If you want to trim all spaces, only in lines that have a comma, and use awk, then the following will work for you:
awk -F, '/,/{gsub(/ /, "", $0); print} ' input.txt
If you only want to remove spaces in the second column, change the expression to
awk -F, '/,/{gsub(/ /, "", $2); print$1","$2} ' input.txt
Note that gsub substitutes the character in // with the second expression, in the variable that is the third parameter - and does so in-place - in other words, when it's done, the $0 (or $2) has been modified.
Full explanation:
-F, use comma as field separator
(so the thing before the first comma is $1, etc)
/,/ operate only on lines with a comma
(this means empty lines are skipped)
gsub(a,b,c) match the regular expression a, replace it with b,
and do all this with the contents of c
print$1","$2 print the contents of field 1, a comma, then field 2
input.txt use input.txt as the source of lines to process
EDIT I want to point out that #BMW's solution is better, as it actually trims only leading and trailing spaces with two successive gsub commands.
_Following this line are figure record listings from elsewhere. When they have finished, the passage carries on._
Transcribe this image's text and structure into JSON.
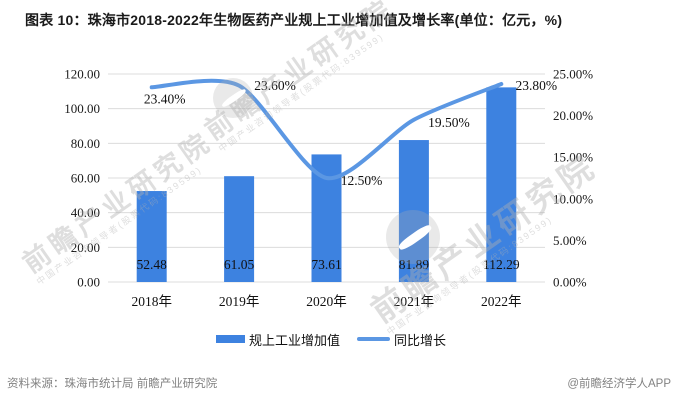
{
  "title": "图表 10：珠海市2018-2022年生物医药产业规上工业增加值及增长率(单位：亿元，%)",
  "source": "资料来源：珠海市统计局 前瞻产业研究院",
  "credit": "@前瞻经济学人APP",
  "watermark": {
    "text": "前瞻产业研究院",
    "subtext": "中国产业咨询领导者(股票代码:839599)"
  },
  "colors": {
    "bar": "#3d82e0",
    "line": "#5b97e3",
    "grid": "#dcdcdc",
    "text": "#1a1a1a",
    "muted": "#828282"
  },
  "legend": [
    {
      "label": "规上工业增加值",
      "type": "bar"
    },
    {
      "label": "同比增长",
      "type": "line"
    }
  ],
  "chart_data": {
    "type": "bar+line",
    "title": "珠海市2018-2022年生物医药产业规上工业增加值及增长率",
    "categories": [
      "2018年",
      "2019年",
      "2020年",
      "2021年",
      "2022年"
    ],
    "series": [
      {
        "name": "规上工业增加值",
        "type": "bar",
        "axis": "left",
        "values": [
          52.48,
          61.05,
          73.61,
          81.89,
          112.29
        ],
        "labels": [
          "52.48",
          "61.05",
          "73.61",
          "81.89",
          "112.29"
        ]
      },
      {
        "name": "同比增长",
        "type": "line",
        "axis": "right",
        "values": [
          23.4,
          23.6,
          12.5,
          19.5,
          23.8
        ],
        "labels": [
          "23.40%",
          "23.60%",
          "12.50%",
          "19.50%",
          "23.80%"
        ]
      }
    ],
    "left_axis": {
      "min": 0,
      "max": 120,
      "step": 20,
      "tick_labels": [
        "0.00",
        "20.00",
        "40.00",
        "60.00",
        "80.00",
        "100.00",
        "120.00"
      ]
    },
    "right_axis": {
      "min": 0,
      "max": 25,
      "step": 5,
      "tick_labels": [
        "0.00%",
        "5.00%",
        "10.00%",
        "15.00%",
        "20.00%",
        "25.00%"
      ]
    },
    "grid": true,
    "legend_position": "bottom"
  }
}
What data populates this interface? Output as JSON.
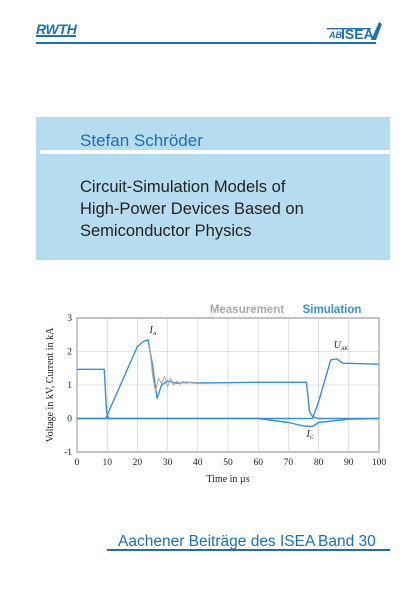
{
  "header": {
    "left_logo_text": "RWTH",
    "right_logo_text": "ISEA",
    "right_logo_prefix": "AB"
  },
  "cover": {
    "author": "Stefan Schröder",
    "title_lines": [
      "Circuit-Simulation Models of",
      "High-Power Devices Based on",
      "Semiconductor Physics"
    ],
    "series": "Aachener Beiträge des ISEA",
    "volume": "Band 30"
  },
  "colors": {
    "brand_blue": "#1f6fb3",
    "panel_blue": "#b6dcef",
    "simulation": "#3a8fd0",
    "measurement": "#a9a9a9"
  },
  "chart_data": {
    "type": "line",
    "legend": [
      "Measurement",
      "Simulation"
    ],
    "xlabel": "Time in µs",
    "ylabel": "Voltage in kV, Current in kA",
    "xlim": [
      0,
      100
    ],
    "ylim": [
      -1,
      3
    ],
    "xticks": [
      "0",
      "10",
      "20",
      "30",
      "40",
      "50",
      "60",
      "70",
      "80",
      "90",
      "100"
    ],
    "yticks": [
      "-1",
      "0",
      "1",
      "2",
      "3"
    ],
    "grid": true,
    "annotations": [
      {
        "text": "I",
        "sub": "A",
        "x": 24,
        "y": 2.55
      },
      {
        "text": "U",
        "sub": "AK",
        "x": 85,
        "y": 2.1
      },
      {
        "text": "I",
        "sub": "G",
        "x": 76,
        "y": -0.55
      }
    ],
    "series": [
      {
        "name": "Simulation",
        "curve": "U_AK",
        "x": [
          0,
          9,
          9.8,
          10.5,
          78,
          80,
          84,
          86,
          88,
          100
        ],
        "y": [
          1.47,
          1.47,
          0.2,
          0.0,
          0.0,
          0.5,
          1.75,
          1.78,
          1.65,
          1.62
        ]
      },
      {
        "name": "Simulation",
        "curve": "I_A",
        "x": [
          0,
          9.5,
          20,
          22,
          23.5,
          25,
          26.5,
          28,
          30,
          33,
          36,
          40,
          50,
          60,
          70,
          76,
          77,
          78,
          80,
          100
        ],
        "y": [
          0.0,
          0.0,
          2.15,
          2.3,
          2.35,
          1.6,
          0.6,
          1.0,
          1.12,
          1.05,
          1.08,
          1.06,
          1.07,
          1.08,
          1.08,
          1.08,
          0.2,
          0.05,
          0.0,
          0.0
        ]
      },
      {
        "name": "Simulation",
        "curve": "I_G",
        "x": [
          0,
          60,
          70,
          75,
          78,
          80,
          90,
          100
        ],
        "y": [
          0.0,
          0.0,
          -0.12,
          -0.22,
          -0.24,
          -0.12,
          -0.02,
          0.0
        ]
      },
      {
        "name": "Measurement",
        "curve": "I_A",
        "x": [
          24,
          25,
          26,
          27,
          28,
          29,
          30,
          31,
          32,
          33,
          34,
          35,
          36,
          38,
          40
        ],
        "y": [
          2.2,
          1.3,
          0.8,
          1.2,
          1.05,
          1.25,
          0.95,
          1.2,
          1.0,
          1.12,
          1.02,
          1.1,
          1.05,
          1.08,
          1.07
        ]
      }
    ]
  }
}
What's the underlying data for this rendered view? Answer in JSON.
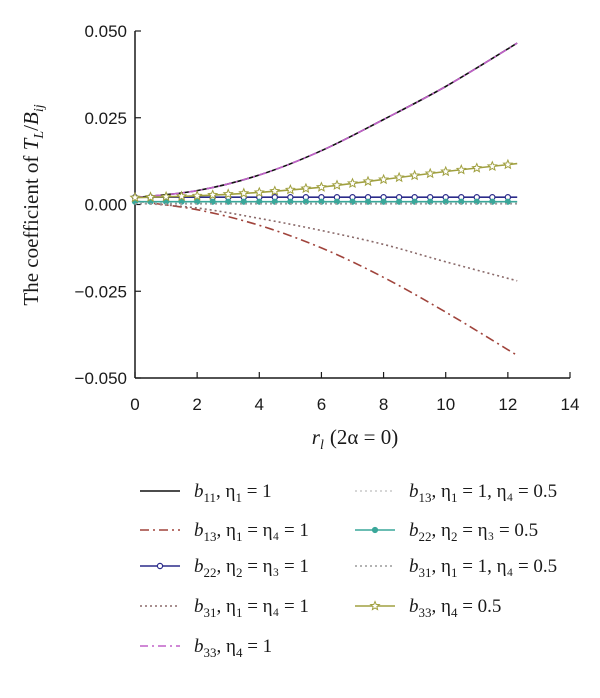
{
  "chart_data": {
    "type": "line",
    "title": "",
    "xlabel": {
      "main": "r",
      "sub": "l",
      "paren": "(2α = 0)"
    },
    "ylabel": {
      "pre": "The coefficient of ",
      "T": "T",
      "Tsub": "L",
      "slash": "/",
      "B": "B",
      "Bsub": "ij"
    },
    "xlim": [
      0,
      14
    ],
    "ylim": [
      -0.05,
      0.05
    ],
    "xticks": [
      0,
      2,
      4,
      6,
      8,
      10,
      12,
      14
    ],
    "xtick_labels": [
      "0",
      "2",
      "4",
      "6",
      "8",
      "10",
      "12",
      "14"
    ],
    "yticks": [
      0.05,
      0.025,
      0,
      -0.025,
      -0.05
    ],
    "ytick_labels": [
      "0.050",
      "0.025",
      "0.000",
      "−0.025",
      "−0.050"
    ],
    "grid": false,
    "legend_position": "bottom",
    "x": [
      0,
      2,
      4,
      6,
      8,
      10,
      12.3
    ],
    "series": [
      {
        "id": "b11_eta1_1",
        "label": {
          "var": "b",
          "sub": "11",
          "rest": ", η",
          "esub": "1",
          "tail": " = 1"
        },
        "color": "#111111",
        "dash": "",
        "marker": "none",
        "values": [
          0.002,
          0.004,
          0.0085,
          0.0155,
          0.0245,
          0.034,
          0.0465
        ]
      },
      {
        "id": "b13_eta1_eta4_1",
        "label": {
          "var": "b",
          "sub": "13",
          "rest": ", η",
          "esub": "1",
          "tail": " = η₄ = 1"
        },
        "color": "#a0443c",
        "dash": "9,4,2,4",
        "marker": "none",
        "values": [
          0.001,
          -0.0015,
          -0.006,
          -0.0125,
          -0.021,
          -0.031,
          -0.0435
        ]
      },
      {
        "id": "b22_eta2_eta3_1",
        "label": {
          "var": "b",
          "sub": "22",
          "rest": ", η",
          "esub": "2",
          "tail": " = η₃ = 1"
        },
        "color": "#2b2b8a",
        "dash": "",
        "marker": "circle",
        "values": [
          0.0021,
          0.0021,
          0.0021,
          0.0021,
          0.0021,
          0.0021,
          0.0021
        ]
      },
      {
        "id": "b31_eta1_eta4_1",
        "label": {
          "var": "b",
          "sub": "31",
          "rest": ", η",
          "esub": "1",
          "tail": " = η₄ = 1"
        },
        "color": "#8a6a6a",
        "dash": "2,3",
        "marker": "none",
        "values": [
          0.0005,
          -0.001,
          -0.004,
          -0.0075,
          -0.0115,
          -0.0165,
          -0.022
        ]
      },
      {
        "id": "b33_eta4_1",
        "label": {
          "var": "b",
          "sub": "33",
          "rest": ", η",
          "esub": "4",
          "tail": " = 1"
        },
        "color": "#c060c8",
        "dash": "8,4,2,4",
        "marker": "none",
        "values": [
          0.002,
          0.004,
          0.0085,
          0.0155,
          0.0245,
          0.034,
          0.0465
        ]
      },
      {
        "id": "b13_eta1_1_eta4_05",
        "label": {
          "var": "b",
          "sub": "13",
          "rest": ", η",
          "esub": "1",
          "tail": " = 1, η₄ = 0.5"
        },
        "color": "#c8c8c8",
        "dash": "2,3",
        "marker": "none",
        "values": [
          0.0004,
          0.0004,
          0.0004,
          0.0004,
          0.0004,
          0.0004,
          0.0004
        ]
      },
      {
        "id": "b22_eta2_eta3_05",
        "label": {
          "var": "b",
          "sub": "22",
          "rest": ", η",
          "esub": "2",
          "tail": " = η₃ = 0.5"
        },
        "color": "#3aa79a",
        "dash": "",
        "marker": "circle-filled",
        "values": [
          0.0008,
          0.0008,
          0.0008,
          0.0008,
          0.0008,
          0.0008,
          0.0008
        ]
      },
      {
        "id": "b31_eta1_1_eta4_05",
        "label": {
          "var": "b",
          "sub": "31",
          "rest": ", η",
          "esub": "1",
          "tail": " = 1, η₄ = 0.5"
        },
        "color": "#9a9a9a",
        "dash": "2,3",
        "marker": "none",
        "values": [
          0.0002,
          0.0002,
          0.0002,
          0.0002,
          0.0002,
          0.0002,
          0.0002
        ]
      },
      {
        "id": "b33_eta4_05",
        "label": {
          "var": "b",
          "sub": "33",
          "rest": ", η",
          "esub": "4",
          "tail": " = 0.5"
        },
        "color": "#a0a040",
        "dash": "",
        "marker": "star",
        "values": [
          0.002,
          0.0025,
          0.0035,
          0.005,
          0.0072,
          0.0095,
          0.0118
        ]
      }
    ]
  }
}
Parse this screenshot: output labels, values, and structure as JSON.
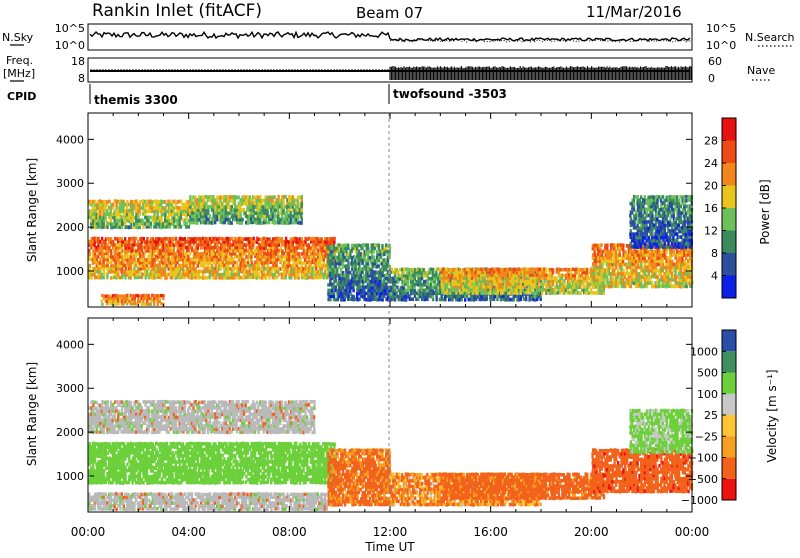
{
  "header": {
    "station": "Rankin Inlet (fitACF)",
    "beam": "Beam 07",
    "date": "11/Mar/2016"
  },
  "strip_labels": {
    "nsky": "N.Sky",
    "nsky_ticks": [
      "10^5",
      "10^0"
    ],
    "nsearch": "N.Search",
    "nsearch_ticks": [
      "10^5",
      "10^0"
    ],
    "freq_line1": "Freq.",
    "freq_line2": "[MHz]",
    "freq_ticks": [
      "18",
      "8"
    ],
    "nave": "Nave",
    "nave_ticks": [
      "60",
      "0"
    ],
    "cpid": "CPID",
    "cpid_segments": [
      {
        "label": "themis 3300",
        "start_hour": 0,
        "end_hour": 12
      },
      {
        "label": "twofsound -3503",
        "start_hour": 12,
        "end_hour": 24
      }
    ]
  },
  "colors": {
    "power_scale": [
      "#0b22e6",
      "#2c4f9e",
      "#3b8a5e",
      "#6cc15a",
      "#e8c51c",
      "#f2861a",
      "#ef4a16",
      "#e61010"
    ],
    "velocity_scale": [
      "#ee1111",
      "#f2621a",
      "#f79f1f",
      "#fcc536",
      "#c8c8c8",
      "#6cd03a",
      "#3f8f60",
      "#2a4da8"
    ],
    "ground_scatter": "#b9b9b9"
  },
  "chart_data": [
    {
      "type": "heatmap",
      "title": "Power",
      "ylabel": "Slant Range [km]",
      "xlabel": "Time UT",
      "xlim_hours": [
        0,
        24
      ],
      "ylim": [
        180,
        4600
      ],
      "x_ticks": [
        "00:00",
        "04:00",
        "08:00",
        "12:00",
        "16:00",
        "20:00",
        "00:00"
      ],
      "y_ticks": [
        1000,
        2000,
        3000,
        4000
      ],
      "colorbar_label": "Power [dB]",
      "colorbar_ticks": [
        "4",
        "8",
        "12",
        "16",
        "20",
        "24",
        "28"
      ],
      "colorbar_range": [
        0,
        32
      ],
      "bands": [
        {
          "t0": 0,
          "t1": 9.8,
          "r0": 800,
          "r1": 1750,
          "v": 23
        },
        {
          "t0": 0,
          "t1": 4,
          "r0": 1950,
          "r1": 2600,
          "v": 17
        },
        {
          "t0": 4,
          "t1": 8.5,
          "r0": 2050,
          "r1": 2700,
          "v": 15
        },
        {
          "t0": 9.5,
          "t1": 12,
          "r0": 300,
          "r1": 1600,
          "v": 10
        },
        {
          "t0": 12,
          "t1": 18,
          "r0": 300,
          "r1": 1050,
          "v": 12
        },
        {
          "t0": 14,
          "t1": 20.5,
          "r0": 450,
          "r1": 1050,
          "v": 20
        },
        {
          "t0": 20,
          "t1": 24,
          "r0": 600,
          "r1": 1600,
          "v": 21
        },
        {
          "t0": 21.5,
          "t1": 24,
          "r0": 1500,
          "r1": 2700,
          "v": 9
        },
        {
          "t0": 0.5,
          "t1": 3,
          "r0": 200,
          "r1": 450,
          "v": 24
        }
      ]
    },
    {
      "type": "heatmap",
      "title": "Velocity",
      "ylabel": "Slant Range [km]",
      "xlabel": "Time UT",
      "xlim_hours": [
        0,
        24
      ],
      "ylim": [
        180,
        4600
      ],
      "x_ticks": [
        "00:00",
        "04:00",
        "08:00",
        "12:00",
        "16:00",
        "20:00",
        "00:00"
      ],
      "y_ticks": [
        1000,
        2000,
        3000,
        4000
      ],
      "colorbar_label": "Velocity [m s⁻¹]",
      "colorbar_ticks": [
        "1000",
        "500",
        "100",
        "25",
        "−25",
        "−100",
        "−500",
        "−1000"
      ],
      "bands": [
        {
          "t0": 0,
          "t1": 9.8,
          "r0": 800,
          "r1": 1750,
          "v": 300
        },
        {
          "t0": 0,
          "t1": 9,
          "r0": 1950,
          "r1": 2700,
          "v": 0
        },
        {
          "t0": 9.5,
          "t1": 12,
          "r0": 300,
          "r1": 1600,
          "v": -150
        },
        {
          "t0": 12,
          "t1": 18,
          "r0": 300,
          "r1": 1050,
          "v": -90
        },
        {
          "t0": 14,
          "t1": 20.5,
          "r0": 450,
          "r1": 1050,
          "v": -200
        },
        {
          "t0": 20,
          "t1": 24,
          "r0": 600,
          "r1": 1600,
          "v": -400
        },
        {
          "t0": 21.5,
          "t1": 24,
          "r0": 1500,
          "r1": 2500,
          "v": 150
        },
        {
          "t0": 0,
          "t1": 9.5,
          "r0": 200,
          "r1": 600,
          "v": 0
        }
      ]
    }
  ]
}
Whilst giving credit I will give an explanation of how it works.
gsub(/^[ \t]+/,"",$2); - starting at the beginning (^) replace all (+ = zero or more, greedy)
consecutive tabs and spaces with an empty string
gsub(/[ \t]+$/,"",$2)} - do the same, but now for all space up to the end of string ($)
1 - ="true". Shorthand for "use default action", which is print $0
- that is, print the entire (modified) line
remove leading and trailing white space in 2nd column
awk 'BEGIN{FS=OFS=","}{gsub(/^[ \t]+/,"",$2);gsub(/[ \t]+$/,"",$2)}1' input.txt
another way by one gsub:
awk 'BEGIN{FS=OFS=","} {gsub(/^[ \t]+|[ \t]+$/, "", $2)}1' infile
Warning by #Geoff: see my note below, only one of the suggestions in this answer works (though on both columns).
I would use sed:
sed 's/, /,/' input.txt
This will remove on leading space after the , .
Output:
Name,Order
Trim,working
cat,cat1
More general might be the following, it will remove possibly multiple spaces and/or tabs after the ,:
sed 's/,[ \t]\?/,/g' input.txt
It will also work with more than two columns because of the global modifier /g
#Floris asked in discussion for a solution that removes trailing and and ending whitespaces in each colum (even the first and last) while not removing white spaces in the middle of a column:
sed 's/[ \t]\?,[ \t]\?/,/g; s/^[ \t]\+//g; s/[ \t]\+$//g' input.txt
*EDIT by #Geoff, I've appended the input file name to this one, and now it only removes all leading & trailing spaces (though from both columns). The other suggestions within this answer don't work. But try: " Multiple spaces , and 2 spaces before here " *
IMO sed is the optimal tool for this job. However, here comes a solution with awk because you've asked for that:
awk -F', ' '{printf "%s,%s\n", $1, $2}' input.txt
Another simple solution that comes in mind to remove all whitespaces is tr -d:
cat input.txt | tr -d ' '
I just came across this. The correct answer is:
awk 'BEGIN{FS=OFS=","} {gsub(/^[[:space:]]+|[[:space:]]+$/,"",$2)} 1'
just use a regex as a separator:
', *' - for leading spaces
' *,' - for trailing spaces
for both leading and trailing:
awk -F' *,? *' '{print $1","$2}' input.txt
Simplest solution is probably to use tr
$ cat -A input
^I Name, ^IOrder $
Trim, working $
cat,cat1^I
$ tr -d '[:blank:]' < input | cat -A
Name,Order$
Trim,working$
cat,cat1
The following seems to work:
awk -F',[[:blank:]]*' '{$2=$2}1' OFS="," input.txt
If it is safe to assume only one set of spaces in column two (which is the original example):
awk '{print $1$2}' /tmp/input.txt
Adding another field, e.g. awk '{print $1$2$3}' /tmp/input.txt will catch two sets of spaces (up to three words in column two), and won't break if there are fewer.
If you have an indeterminate (large) number of space delimited words, I'd use one of the previous suggestions, otherwise this solution is the easiest you'll find using awk.